It’s not every day that a giant helium-filled jellyfish swoops down on your head in a world-reknowned concert hall. Actually, it was last Sunday.
Science and technology took up residence in the Royal Festival Hall last week, when the Royal Society’s Summer Festival took over the South Bank of the Thames with an exhibition and a series of events. Cultish American band They Might Be Giants performed a special family show of their album of science-themed children’s songs; it was packed to the rafters. A flock of life-size pterosaur models was suspended over the terrace. In the huge public space beneath the auditorium, a range of stalls from companies, universities and institutions were presenting their work: the subjects included Cambridge and Bristol Universities’ work with morphing materials in aerospace; the European Extremely Large Telescope, to be built in Chile; displays on plate techtonics and the latest research into the properties of water; conservation of bees in Britain and rare long-legged wolves in Ethiopia; detection of microbes; and the work of the Diamond Light Source. And in the auditorium itself, Festo’s latest robotics concepts, two AirPenguins and an AirJelly, were gracefully flying around to the accompaniment of moody lighting and projections of the sun, moon and planets.

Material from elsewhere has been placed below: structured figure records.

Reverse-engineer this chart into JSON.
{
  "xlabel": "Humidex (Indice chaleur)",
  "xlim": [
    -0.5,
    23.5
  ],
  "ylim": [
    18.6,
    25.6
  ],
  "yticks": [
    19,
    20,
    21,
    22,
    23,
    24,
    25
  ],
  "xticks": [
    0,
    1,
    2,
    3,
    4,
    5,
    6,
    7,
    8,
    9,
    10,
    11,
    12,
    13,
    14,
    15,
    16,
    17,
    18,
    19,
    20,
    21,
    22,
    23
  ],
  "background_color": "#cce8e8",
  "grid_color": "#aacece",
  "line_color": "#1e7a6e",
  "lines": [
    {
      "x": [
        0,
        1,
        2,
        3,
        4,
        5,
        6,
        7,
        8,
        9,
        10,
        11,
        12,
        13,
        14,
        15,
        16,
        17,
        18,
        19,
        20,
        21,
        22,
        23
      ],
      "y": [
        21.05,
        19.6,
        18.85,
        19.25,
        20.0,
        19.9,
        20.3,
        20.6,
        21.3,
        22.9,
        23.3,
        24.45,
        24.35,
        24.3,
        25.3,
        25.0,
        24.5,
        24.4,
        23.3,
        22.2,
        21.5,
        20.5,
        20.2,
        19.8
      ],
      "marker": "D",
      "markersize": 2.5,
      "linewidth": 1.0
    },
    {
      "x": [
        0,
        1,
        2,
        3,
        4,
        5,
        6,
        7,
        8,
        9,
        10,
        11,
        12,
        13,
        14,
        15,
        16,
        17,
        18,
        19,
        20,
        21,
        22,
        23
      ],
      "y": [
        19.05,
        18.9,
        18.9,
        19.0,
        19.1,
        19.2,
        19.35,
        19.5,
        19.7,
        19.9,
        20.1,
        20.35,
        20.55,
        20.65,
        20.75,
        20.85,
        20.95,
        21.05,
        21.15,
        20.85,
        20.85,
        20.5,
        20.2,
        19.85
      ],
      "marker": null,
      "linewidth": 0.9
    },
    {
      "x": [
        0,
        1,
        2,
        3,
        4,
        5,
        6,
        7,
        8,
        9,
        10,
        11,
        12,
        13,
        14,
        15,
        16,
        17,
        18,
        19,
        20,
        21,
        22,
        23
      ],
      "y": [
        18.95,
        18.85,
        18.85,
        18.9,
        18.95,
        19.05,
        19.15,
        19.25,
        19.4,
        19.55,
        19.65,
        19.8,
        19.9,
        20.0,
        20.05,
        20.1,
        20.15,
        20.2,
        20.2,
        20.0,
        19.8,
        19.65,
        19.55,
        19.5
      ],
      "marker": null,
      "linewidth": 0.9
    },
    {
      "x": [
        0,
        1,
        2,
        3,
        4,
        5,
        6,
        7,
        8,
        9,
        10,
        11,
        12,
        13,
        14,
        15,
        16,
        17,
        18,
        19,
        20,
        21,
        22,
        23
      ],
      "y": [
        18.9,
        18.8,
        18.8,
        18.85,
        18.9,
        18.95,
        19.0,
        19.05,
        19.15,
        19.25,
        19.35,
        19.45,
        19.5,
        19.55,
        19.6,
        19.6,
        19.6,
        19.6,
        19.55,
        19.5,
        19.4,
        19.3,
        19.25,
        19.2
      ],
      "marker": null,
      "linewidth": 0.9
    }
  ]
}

A better demonstration of the power of public engagement you couldn’t hope to see. Although the place was swarming with children and young people, there were also many adults; and the stalls were manned with people who earn their living at science and engineering. This wasn’t just an effort to engage the children, which can often give the impression that science is something to fascinate kids but which can be safely given up in later years: there was a real effort here to present science in the context of technology, as something that not only pervades our lives but is engaging on an adult scale; that it’s something you can do for a living. It’s what real people do.
The engineers from Festo were surrounded with people asking questions as their translucent creations flapped and soared silently overhead. As a demonstration of technology which is normally at home in the world of industrial automation, forming the grips for industrial robots — with the best will in the world, not something which is likely to engage many people outside their field — the flying penguins and jellyfish were a triumph.
Chatting with some of the people on the exhibition stalls, it seems that the ten-day event has attracted consistent interest. The EELT representatives, who were showing a 3D animation of the proposed telescope design, told me that they’d had as many questions about the engineering of the telescope as the astronomy, which usually grabs the headlines. The Cambridge stand was doing a brisk trade in ingenious origami versions of morphing structures.
It wouldn’t be surprising to find that, in a few years’ time, a considerable number of young people are inspired by the event to find careers in technology — and their families will have a good idea exactly what they’re doing and why they’re doing it. And it shows that public engagement, well designed and well considered, not only really works, but should be an integral part of the work of every institution involved in engineering.